Originally Posted by Schmoe
Of all the forums I've read about this and the facebook pages, and also the Civic 1.5T is NOT the same engine, I bet there are maybe....400 that have said they are having some dilution problems. There are only a handful that have claimed to have something in the order of 7 plus liters of "oil" drained from their crankcase. Now, Honda has sold well over 500000 of these CRV's with the 1.5T engine in them.....heck, let's say 1000 have some sort of issue...that's what 0.2%? 0.2%. Think about it. How many other manufacturers wish that only had that many complaints. I think Honda is being raked over the coals from social media and has created a juggernaut that is exploding exponentially without really understanding the situation.


I would bet 99% of people don't bother to voice their opinions online. We bitogers are the exception, not the norm. What we should be looking at is the ratio of non turbo-DI complaints vs turbo-DI complaints from Honda owners.
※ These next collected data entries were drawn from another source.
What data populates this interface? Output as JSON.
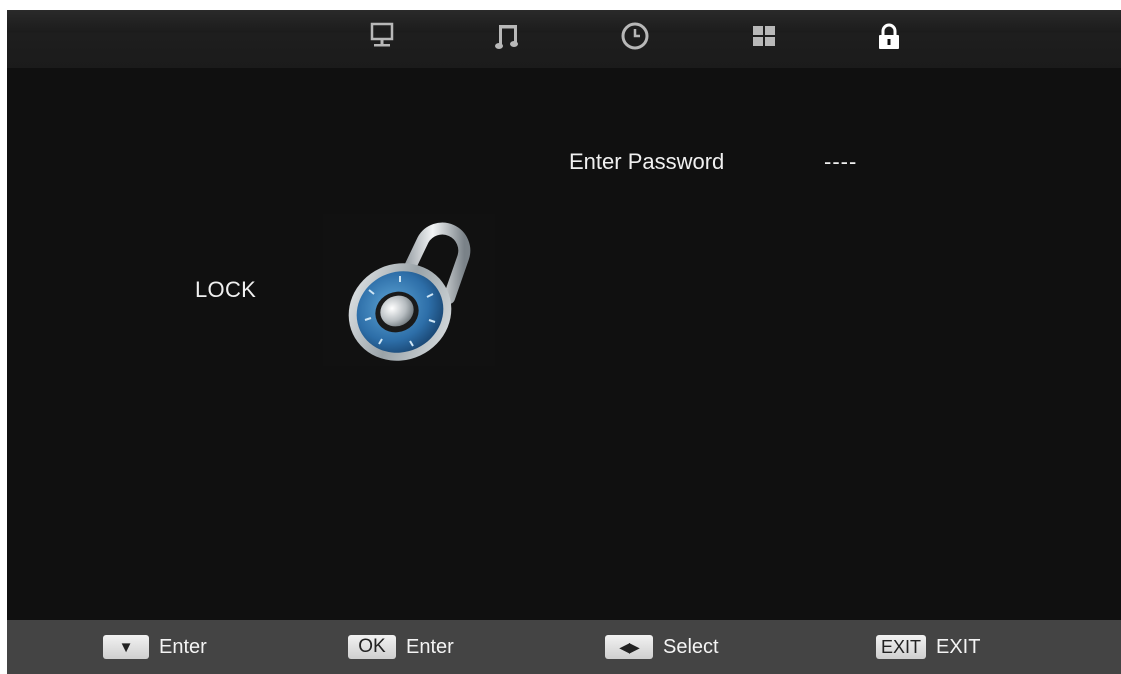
{
  "top_tabs": [
    {
      "name": "picture",
      "icon": "monitor-icon",
      "active": false
    },
    {
      "name": "sound",
      "icon": "music-note-icon",
      "active": false
    },
    {
      "name": "time",
      "icon": "clock-icon",
      "active": false
    },
    {
      "name": "setup",
      "icon": "grid-icon",
      "active": false
    },
    {
      "name": "lock",
      "icon": "padlock-icon",
      "active": true
    }
  ],
  "menu": {
    "title": "LOCK",
    "password_label": "Enter Password",
    "password_value": "----",
    "image": "combination-padlock"
  },
  "colors": {
    "background": "#101010",
    "topbar": "#1c1c1c",
    "bottombar": "#444444",
    "icon_inactive": "#b8b8b8",
    "icon_active": "#ffffff",
    "text": "#f0f0f0"
  },
  "hints": [
    {
      "key": "▼",
      "label": "Enter"
    },
    {
      "key": "OK",
      "label": "Enter"
    },
    {
      "key": "◀▶",
      "label": "Select"
    },
    {
      "key": "EXIT",
      "label": "EXIT"
    }
  ]
}
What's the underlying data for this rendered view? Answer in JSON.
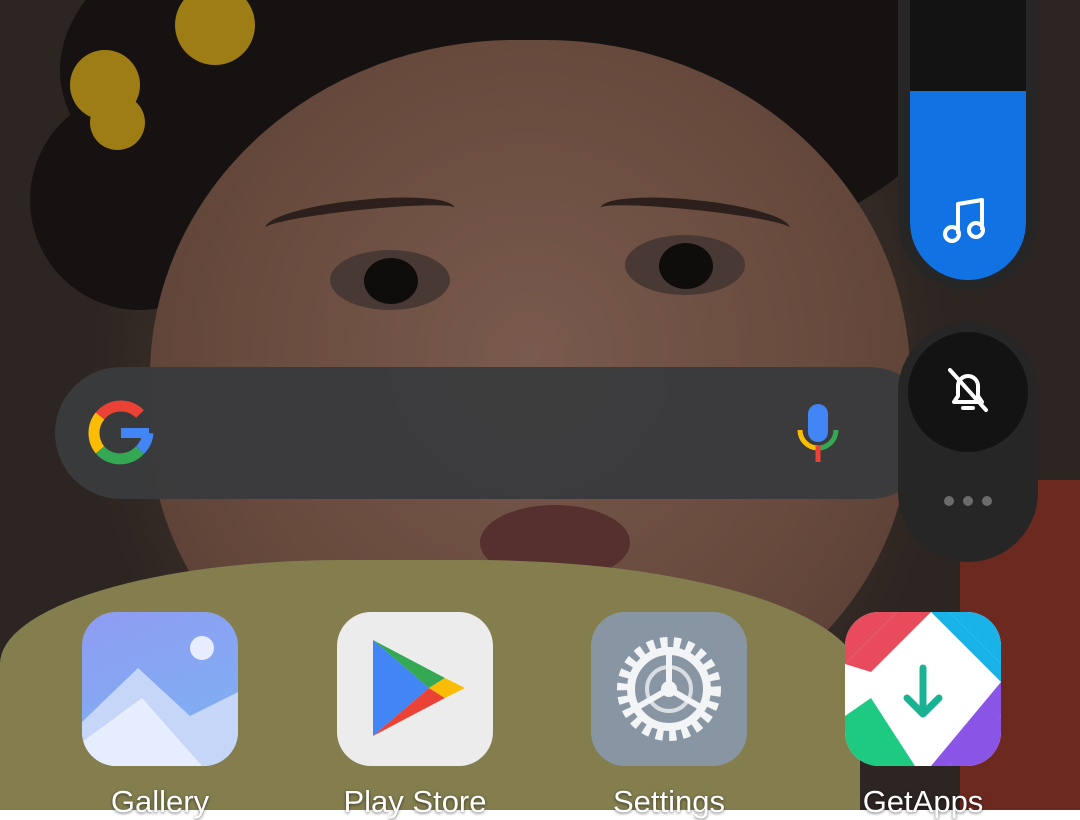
{
  "search_widget": {
    "logo_icon": "google-g-icon",
    "voice_icon": "microphone-icon"
  },
  "volume_panel": {
    "media_volume_level": 0.61,
    "media_icon": "music-note-icon",
    "ringer_icon": "bell-off-icon",
    "more_icon": "more-dots-icon",
    "accent_color": "#1173e3"
  },
  "dock": {
    "apps": [
      {
        "label": "Gallery",
        "icon": "gallery-icon"
      },
      {
        "label": "Play Store",
        "icon": "play-store-icon"
      },
      {
        "label": "Settings",
        "icon": "settings-gear-icon"
      },
      {
        "label": "GetApps",
        "icon": "getapps-icon"
      }
    ]
  }
}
The reality is, these engines will probably last a good long time as long as owners take some responsibility for mitigating against the inherent risks of DI (especially forced induction DI). Run a 30 weight, change more often, run an intake cleaner from birth. I bet my ATS engine will be fine with that regiment.
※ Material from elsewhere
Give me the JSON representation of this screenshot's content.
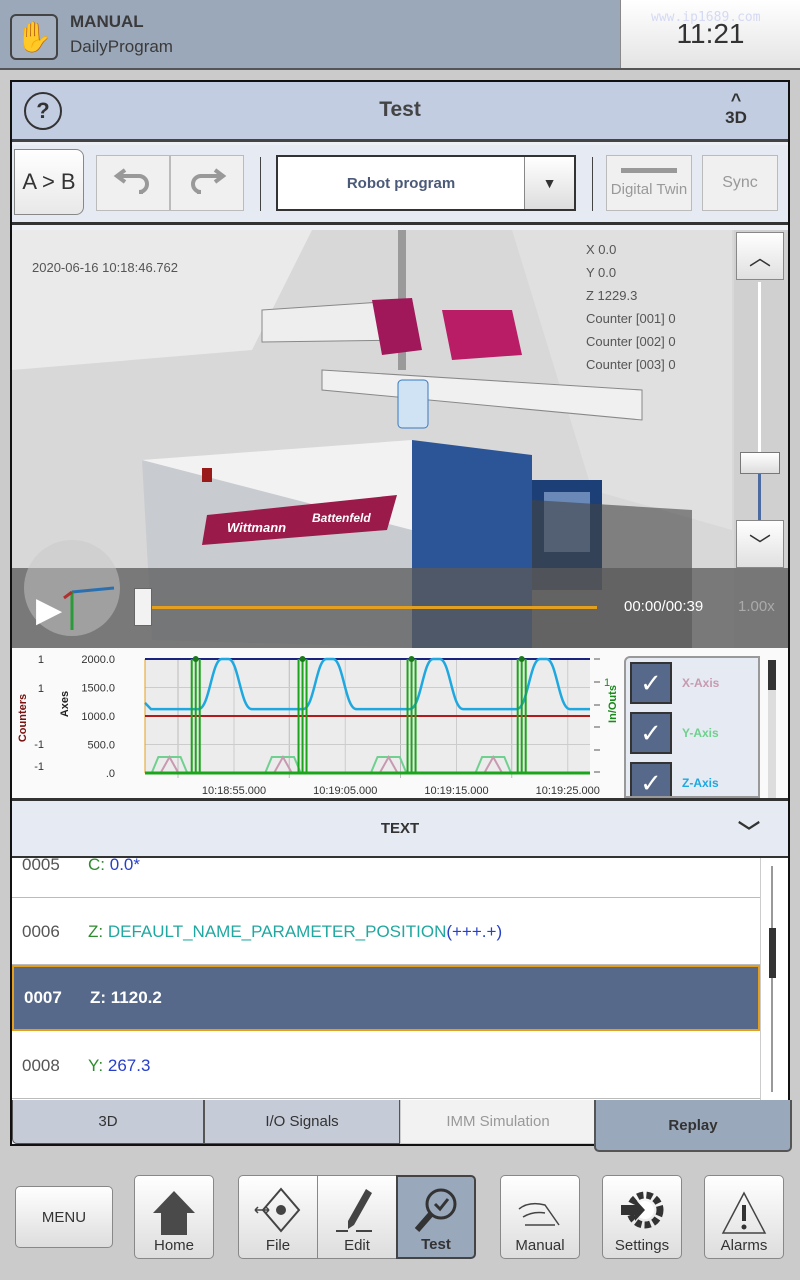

Or don't, have complete blind faith in Honda, and wait and see
grin.gif
 
Originally Posted by webfors
I would bet 99% of people don't bother to voice their opinions online. We bitogers are the exception, not the norm. What we should be looking at is the ratio of non turbo-DI complaints vs turbo-DI complaints from Honda owners.


I spent all of Thanksgiving Monday complaining about the Toyota transmission in threads others started in other forums, followed by writing reviews to places like Edmunds, CR etc. anywhere I could to warn others how terrible the 8-speeds are from them.
 
Originally Posted by Schmoe
Of all the forums I've read about this and the facebook pages, and also the Civic 1.5T is NOT the same engine, I bet there are maybe....400 that have said they are having some dilution problems. There are only a handful that have claimed to have something in the order of 7 plus liters of "oil" drained from their crankcase. Now, Honda has sold well over 500000 of these CRV's with the 1.5T engine in them.....heck, let's say 1000 have some sort of issue...that's what 0.2%? 0.2%. Think about it. How many other manufacturers wish that only had that many complaints. I think Honda is being raked over the coals from social media and has created a juggernaut that is exploding exponentially without really understanding the situation.


It is the same engine with slightly different tunes. And, if the problem is as rare as you think, isn't it curious that Honda is releasing a solution and delivering 2019 models with it applied?